Alors, une troisième question doit maintenant être posée, celle-là au chef de l'opposition, Michael Ignatieff: est-ce que la position de M. Cotler reflète celle du Parti libéral du Canada?
16 commentaires
  • Alexandre - Inscrit 30 décembre 2010 07 h 39

    Le Parti Libéral et Israel

    Le problème pour le Parti Libéral (et pour M. Ignatieff) est qu'il s'est choisi comme responsable pour les affaires étrangères Mr Bob Rae. Mr Bob Rae est un supporter incondtionnel d'Israel. Les positions du parti Libéral sur le Moyen-Orient sont devenus, dans la pratique, les mêmes que ceux du Parti Conservateur de M. Harper.

  • Jacques Saint-Cyr - Inscrit 30 décembre 2010 08 h 26

    Question

    Peut-on être anti-sioniste sans être antisémite? Je crois que oui, mais je ne suis pas sûr de la réponse de Monsieur Cotler.

  • michel lebel - Inscrit 30 décembre 2010 09 h 13

    Noyer le poisson!

    M.Cotler semble vouloir noyer le poisson.
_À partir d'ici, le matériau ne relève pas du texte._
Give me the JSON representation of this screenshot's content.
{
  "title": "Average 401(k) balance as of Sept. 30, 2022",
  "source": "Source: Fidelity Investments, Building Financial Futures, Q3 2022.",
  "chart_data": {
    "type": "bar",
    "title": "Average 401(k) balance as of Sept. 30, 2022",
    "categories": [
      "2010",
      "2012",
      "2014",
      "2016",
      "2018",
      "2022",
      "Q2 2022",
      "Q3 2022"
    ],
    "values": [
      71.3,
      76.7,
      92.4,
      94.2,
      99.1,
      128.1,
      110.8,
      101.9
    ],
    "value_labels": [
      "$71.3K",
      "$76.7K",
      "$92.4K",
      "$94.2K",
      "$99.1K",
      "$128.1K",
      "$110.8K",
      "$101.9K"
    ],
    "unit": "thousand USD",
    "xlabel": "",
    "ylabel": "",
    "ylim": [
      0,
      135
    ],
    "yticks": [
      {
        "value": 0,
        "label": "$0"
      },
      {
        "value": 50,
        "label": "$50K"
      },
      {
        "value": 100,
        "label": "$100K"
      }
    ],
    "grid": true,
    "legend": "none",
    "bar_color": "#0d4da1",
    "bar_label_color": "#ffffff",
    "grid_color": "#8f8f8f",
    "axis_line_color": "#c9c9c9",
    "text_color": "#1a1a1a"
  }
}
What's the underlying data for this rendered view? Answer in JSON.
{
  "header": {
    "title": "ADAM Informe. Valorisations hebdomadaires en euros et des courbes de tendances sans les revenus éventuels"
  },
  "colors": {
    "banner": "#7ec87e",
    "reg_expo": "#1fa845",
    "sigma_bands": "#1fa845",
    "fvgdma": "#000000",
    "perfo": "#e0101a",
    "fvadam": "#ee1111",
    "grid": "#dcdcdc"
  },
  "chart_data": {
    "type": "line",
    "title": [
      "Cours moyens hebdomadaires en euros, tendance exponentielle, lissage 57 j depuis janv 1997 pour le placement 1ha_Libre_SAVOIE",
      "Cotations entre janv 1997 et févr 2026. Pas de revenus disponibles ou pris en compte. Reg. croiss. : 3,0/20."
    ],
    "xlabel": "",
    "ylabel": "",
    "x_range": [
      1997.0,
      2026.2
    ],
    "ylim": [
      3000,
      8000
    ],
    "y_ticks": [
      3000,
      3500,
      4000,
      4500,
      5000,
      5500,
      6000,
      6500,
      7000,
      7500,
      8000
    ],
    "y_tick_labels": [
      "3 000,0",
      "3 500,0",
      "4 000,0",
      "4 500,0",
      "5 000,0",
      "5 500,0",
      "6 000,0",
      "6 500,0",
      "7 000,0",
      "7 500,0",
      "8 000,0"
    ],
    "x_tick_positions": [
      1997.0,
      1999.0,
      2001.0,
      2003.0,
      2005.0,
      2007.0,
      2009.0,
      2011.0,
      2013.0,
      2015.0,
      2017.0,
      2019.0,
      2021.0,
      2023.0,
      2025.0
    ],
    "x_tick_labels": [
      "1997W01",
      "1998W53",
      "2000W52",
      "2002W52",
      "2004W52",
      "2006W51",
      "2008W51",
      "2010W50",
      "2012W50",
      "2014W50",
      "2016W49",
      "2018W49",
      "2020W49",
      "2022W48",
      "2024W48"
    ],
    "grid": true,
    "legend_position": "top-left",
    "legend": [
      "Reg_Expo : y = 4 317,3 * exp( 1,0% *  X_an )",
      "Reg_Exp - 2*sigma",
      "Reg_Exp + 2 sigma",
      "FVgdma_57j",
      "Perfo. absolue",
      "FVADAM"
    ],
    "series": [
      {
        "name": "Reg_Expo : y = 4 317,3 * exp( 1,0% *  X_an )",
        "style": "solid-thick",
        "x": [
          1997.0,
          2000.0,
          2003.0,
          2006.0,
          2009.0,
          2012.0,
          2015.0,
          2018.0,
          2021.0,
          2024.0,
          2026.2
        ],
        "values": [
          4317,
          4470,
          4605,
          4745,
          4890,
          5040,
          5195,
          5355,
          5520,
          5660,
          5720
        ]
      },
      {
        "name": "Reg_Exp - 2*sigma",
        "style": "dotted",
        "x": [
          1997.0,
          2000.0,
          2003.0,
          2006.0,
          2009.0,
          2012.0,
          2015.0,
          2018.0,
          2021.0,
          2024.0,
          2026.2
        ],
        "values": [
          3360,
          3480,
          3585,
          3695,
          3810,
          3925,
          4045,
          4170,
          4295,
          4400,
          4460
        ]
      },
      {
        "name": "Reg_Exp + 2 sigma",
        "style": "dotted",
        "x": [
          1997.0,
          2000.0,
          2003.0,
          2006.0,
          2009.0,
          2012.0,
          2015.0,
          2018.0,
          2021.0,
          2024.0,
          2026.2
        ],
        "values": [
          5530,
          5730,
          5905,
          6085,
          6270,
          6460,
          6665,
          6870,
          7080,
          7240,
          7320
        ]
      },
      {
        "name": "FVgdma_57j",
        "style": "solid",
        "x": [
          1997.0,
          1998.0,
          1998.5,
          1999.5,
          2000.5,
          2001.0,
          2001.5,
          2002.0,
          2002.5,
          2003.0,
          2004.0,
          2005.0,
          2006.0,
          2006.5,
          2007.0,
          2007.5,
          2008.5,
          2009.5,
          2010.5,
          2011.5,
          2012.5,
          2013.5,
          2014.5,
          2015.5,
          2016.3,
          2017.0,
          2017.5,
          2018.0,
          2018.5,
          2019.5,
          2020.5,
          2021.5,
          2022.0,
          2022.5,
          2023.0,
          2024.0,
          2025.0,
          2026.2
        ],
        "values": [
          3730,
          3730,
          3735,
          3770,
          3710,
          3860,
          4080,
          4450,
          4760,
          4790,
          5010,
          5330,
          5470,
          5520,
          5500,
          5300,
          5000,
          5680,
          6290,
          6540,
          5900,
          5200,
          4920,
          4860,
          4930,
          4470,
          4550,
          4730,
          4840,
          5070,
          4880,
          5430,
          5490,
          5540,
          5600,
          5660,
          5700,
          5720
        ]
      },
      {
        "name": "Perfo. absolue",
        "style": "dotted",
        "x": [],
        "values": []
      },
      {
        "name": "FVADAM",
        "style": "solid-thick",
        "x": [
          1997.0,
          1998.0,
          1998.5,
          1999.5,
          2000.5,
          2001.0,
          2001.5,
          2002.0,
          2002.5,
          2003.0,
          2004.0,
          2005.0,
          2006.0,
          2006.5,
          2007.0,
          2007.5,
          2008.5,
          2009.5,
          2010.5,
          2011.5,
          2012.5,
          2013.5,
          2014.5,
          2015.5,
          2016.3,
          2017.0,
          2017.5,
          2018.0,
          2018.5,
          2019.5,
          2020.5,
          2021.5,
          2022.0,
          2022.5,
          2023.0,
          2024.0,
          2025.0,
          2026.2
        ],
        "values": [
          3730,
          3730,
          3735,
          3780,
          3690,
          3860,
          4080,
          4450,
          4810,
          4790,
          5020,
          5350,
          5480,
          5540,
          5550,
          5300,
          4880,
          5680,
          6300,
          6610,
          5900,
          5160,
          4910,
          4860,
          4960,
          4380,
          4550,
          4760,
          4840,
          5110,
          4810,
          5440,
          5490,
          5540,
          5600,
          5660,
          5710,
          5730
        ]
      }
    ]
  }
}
La Cour suprême d'Israël, si compétente soit-elle, me semble quelque peu juge et partie ou donne cette apparence. De toute façon, la question me semble beaucoup plus politique que juridique. Les constructions israéliennes à Jérusalem-Est ne sont approuvées par aucun gouvernement canadien. Quant à M.Ignatieff, il devrait très bien savoir quoi dire!



    Michel Lebel
    Ancien professeur des droits et libertés de la personne

  • Lamonta - Inscrit 30 décembre 2010 09 h 50

    Ce grand défenseur des droits de l'homme...

    Il y a longtemps que M. Cotler a amalgamé défense des droits de l'homme et lutte contre l'antisémitisme. Il serait plus convaincant s'il élargissait ses préoccupations à autre chose que ce qui se rapporte à Israël et à l'antisémitisme. Ce ne sont pas les sujets qui manquent et non des moindres: exploitation sexuelle des enfants, droit des femmes à l'éducation et à la sécurité, étouffement des libertés fondamentales, etc.

    Il n'est pas totalement exagéré de comparer le lobby juif à une mafia: ce lobby est tellement puissant que quiconque ose s'élever contre son pouvoir est pratiquement mort, politiquement parlant.

    Malheureusement pour sa réputation, M. Cotler doit être considéré comme une figure éminente de ce lobby. C'est triste pour les droits de l'homme qui sont ainsi instrumentalisés pour une cause dont les bénéficiaires ne sont pas tous les hommes mais une certaine catégorie d'entre eux.

  • arabe - Inscrit 30 décembre 2010 11 h 26

    M. Cotler est un visionnaire humaniste et humanitaire

    Contrairement à de nombreux juristes pointilleux au point d'en perdre l'esprit des lois, Cotler saisit que, sauf cataclysme imprévisible, une bonne partie de Jérusalem-Est, sinon la totalité (cela laisserait tout de même aux Palestiniens un vaste territoire que l'ONU nommait "Jérusalem" dans la résolution 181 de 1947), demeurera entre les mains de ceux qui l'ont construit et en ont fait une ville historique: Israel.

    Rappelons, au demeurant, que les Etats-Unis ne considèrent pas comme illégale la construction à Jérusalem-Est ou en Judée-Samarie:

    “While the Europeans consistently say that settlements are illegal under international law, the US – with the exception of the Jimmy Carter administration – has generally refrained from adopting that language, instead characterizing the settlements as “illegitimate.”

    Toner emphasized that “final-status issues can only be resolved” through direct negotiations rather than a UN vote, a long-standing US position.”

    En somme, la moitié du monde très développé (1) considère que les implantations ne sont pas illégales.

    http://www.jpost.com/MiddleEast/Article.aspx?id=20


    (1)_Les Américains ont obtenu la moitié de tous les prix Nobel en sciences, en médecine et en économie.